Pleasurably better, not measurably better


I have created a new phrase: pleasurably better.

I am giving it to the world. Too many technophiles are concerned with measurably better, but rarely talk about what sounds better. What gives us more pleasure. The two may lie at opposite ends of the spectrum.

I use and respect measurements all the time, but I will never let any one of them dictate to me what I actually like listening to.

erik_squires

@curtdr 

It has been suggested previously that reviewers should have their hearing regularly tested and the results should be published for the benefit of their readers but no one seems very willing to do it.

It has been suggested that many loudspeakers have their treble balance tilted upwards in order to catch the listener's attention during a short demo but another consequence of that could be that such speakers will actually sound better to those reviewers who are experiencing some loss of high frequency hearing.

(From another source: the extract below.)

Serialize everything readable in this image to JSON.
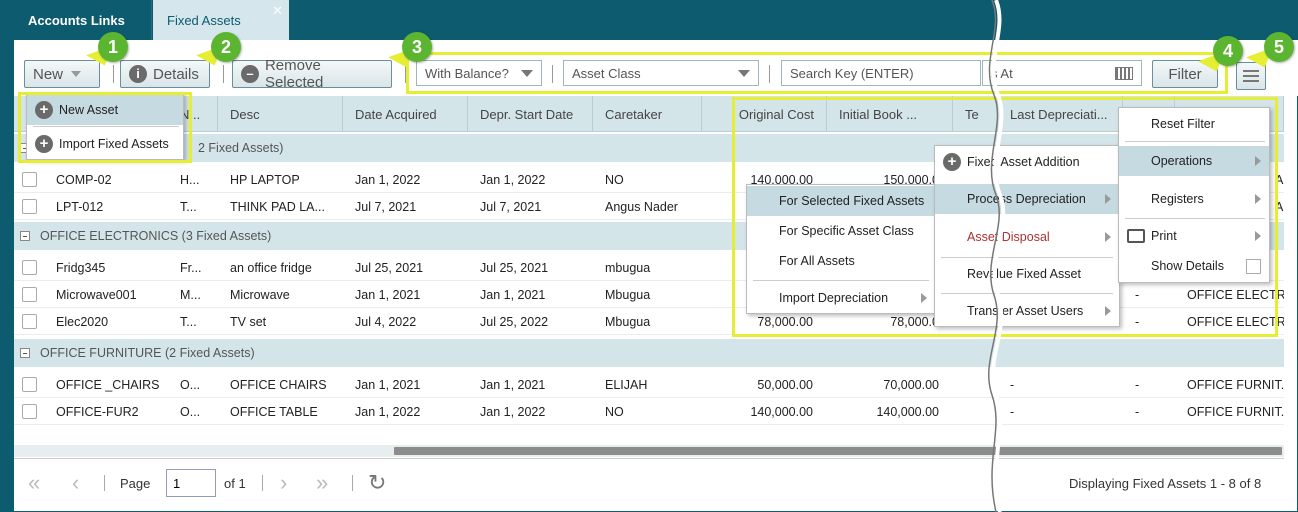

Such speakers will be almost painful to listen to for those who have good high frequency hearing (16kHz+).

 

Saying flat is ideal always reminds me of philosophers who have very neat ideal theories which then bump up against real world experience;

Maybe, maybe not.

If what we're interested in is the accuracy of playback then we do want a flat frequency response at the point of delivery.

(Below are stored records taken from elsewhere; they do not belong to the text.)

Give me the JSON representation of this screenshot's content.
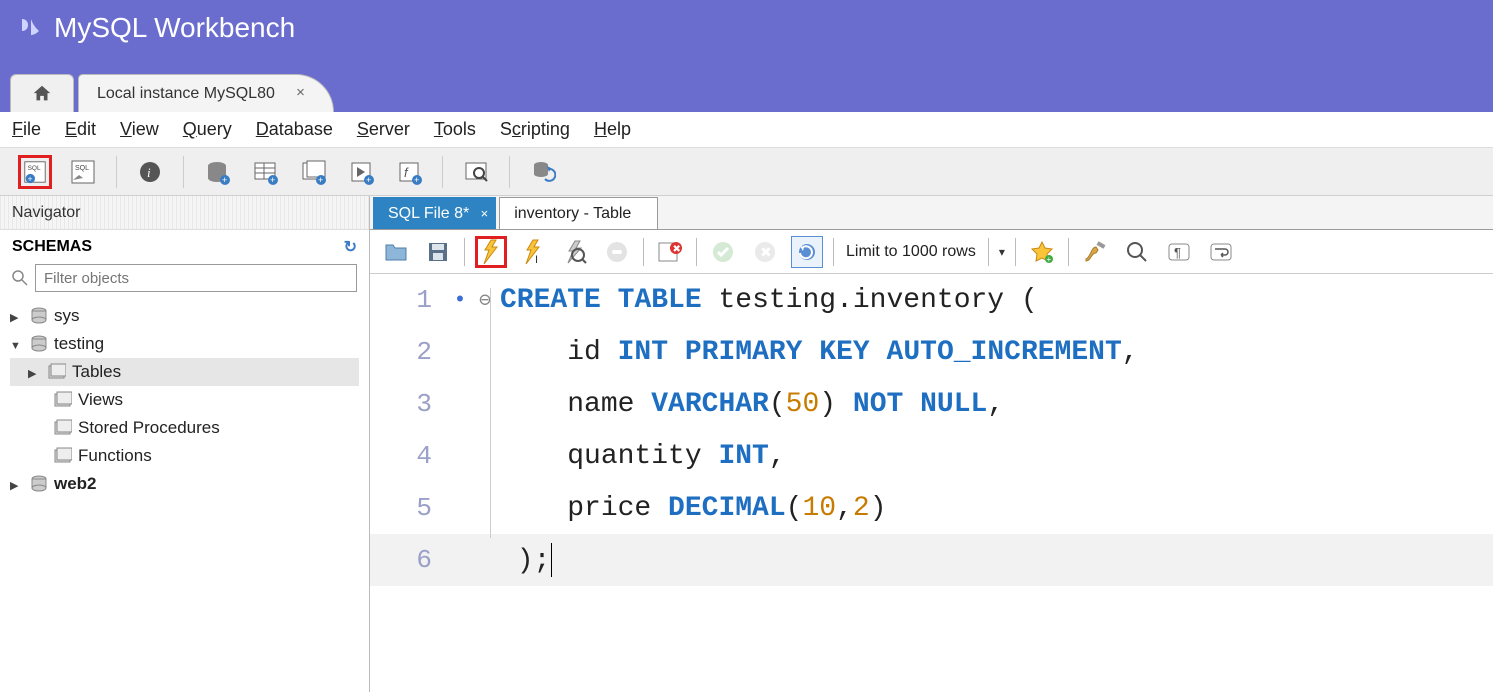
{
  "app": {
    "title": "MySQL Workbench"
  },
  "connection_tab": {
    "label": "Local instance MySQL80"
  },
  "menu": {
    "file": "File",
    "edit": "Edit",
    "view": "View",
    "query": "Query",
    "database": "Database",
    "server": "Server",
    "tools": "Tools",
    "scripting": "Scripting",
    "help": "Help"
  },
  "navigator": {
    "title": "Navigator",
    "schemas_label": "SCHEMAS",
    "filter_placeholder": "Filter objects",
    "tree": {
      "sys": "sys",
      "testing": "testing",
      "tables": "Tables",
      "views": "Views",
      "stored_procedures": "Stored Procedures",
      "functions": "Functions",
      "web2": "web2"
    }
  },
  "editor_tabs": {
    "active": "SQL File 8*",
    "inactive": "inventory - Table"
  },
  "editor_toolbar": {
    "limit": "Limit to 1000 rows"
  },
  "code": {
    "l1a": "CREATE",
    "l1b": "TABLE",
    "l1c": " testing.inventory (",
    "l2a": "    id ",
    "l2b": "INT",
    "l2c": " ",
    "l2d": "PRIMARY",
    "l2e": " ",
    "l2f": "KEY",
    "l2g": " ",
    "l2h": "AUTO_INCREMENT",
    "l2i": ",",
    "l3a": "    name ",
    "l3b": "VARCHAR",
    "l3c": "(",
    "l3d": "50",
    "l3e": ") ",
    "l3f": "NOT",
    "l3g": " ",
    "l3h": "NULL",
    "l3i": ",",
    "l4a": "    quantity ",
    "l4b": "INT",
    "l4c": ",",
    "l5a": "    price ",
    "l5b": "DECIMAL",
    "l5c": "(",
    "l5d": "10",
    "l5e": ",",
    "l5f": "2",
    "l5g": ")",
    "l6a": " );",
    "n1": "1",
    "n2": "2",
    "n3": "3",
    "n4": "4",
    "n5": "5",
    "n6": "6"
  }
}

However, there is no good reason for the listener to then modify the signal to compensate for room acoustics, hearing issues, personal tastes etc.

As you say, 

'This is why we have bass and treble controls too... to help compensate not only for our own individual hearing but also for our own personal preferences and purposes. It’s music, for crying out loud!' Taste matters.


It certainly does.

@curtdr If we have someone singing, there is only one singer. Whether one person is there watching or a thousand, it is still only one singer. And it does not matter what every member of the audience is hearing, and what their ears measure at the audiologist.

Saying that “we all hear differently” does not make it become 1000 singers.

 

We may prefer it pitch corrected, or tone corrected, and we may like the room to not colour the sound.
If I have 10 people listen to the same track, they all say that is Bob Dylan. I do not get people claiming that it is The Pixies, The Police or some random piano track.

Whatever they are hearing, that track sounds like the same Bob Dylan that they have heard and that they know.

@holmz "And it does not matter what every member of the audience is hearing..."

If you’re a member of the audience, it certainly does! It matters to oneself.

Ultimately, it does not matter what every measurement is telling me, if it doesn’t sound great to me, with my ears, in my room, to my taste.

Like someone earlier in this thread here, I am not here to serve the gear, the gear is here to serve me... so matter how "good" or how "bad" the measurable performance, if it doesn’t serve me pleasurably better, then it has no place in my home. Some "audiophiles" really are more "technophiles;" and technophilia has it’s place, but it ain’t gonna dictate my loving audio preferences.

I’ve heard plenty of speakers that "measure better" but that I do not like as much as certain personal trusty pleasurables, so obviously it would be downright silly to buy the less enjoyable speakers just because they measure better! (unless I’m trying to impress somebody other than myself... or if I’m being masochistic or audio-moralistic and insisting to myself that I should like the less enjoyable speakers, and damnit I’m going to make myself like them better because I "should"... )

Ok - I generally agree that one should get what they like.
But if we want the reproduction to still sound like the singer, then we generally want something that is not distorted to hell n back.

Then again I have heard some speakers with a lot of personality that sounded pretty good.

And I have some tube gear, so I must like some distortion, just like everyone else.
But the gear is not too far over on the spectrum of tubey.

I heard some speaker with the low distortion Purifi drivers, and they were pretty outstanding, so it is not like accuracy and low distortion is bad… 

I heard some speaker with the low distortion Purifi drivers, and they were pretty outstanding, so it is not like accuracy and low distortion is bad… 

 

No, I'm not saying they are either, but that no oscilloscope or calibrated microphone knows the experience you are trying to have, that you want to have, that makes you feel good.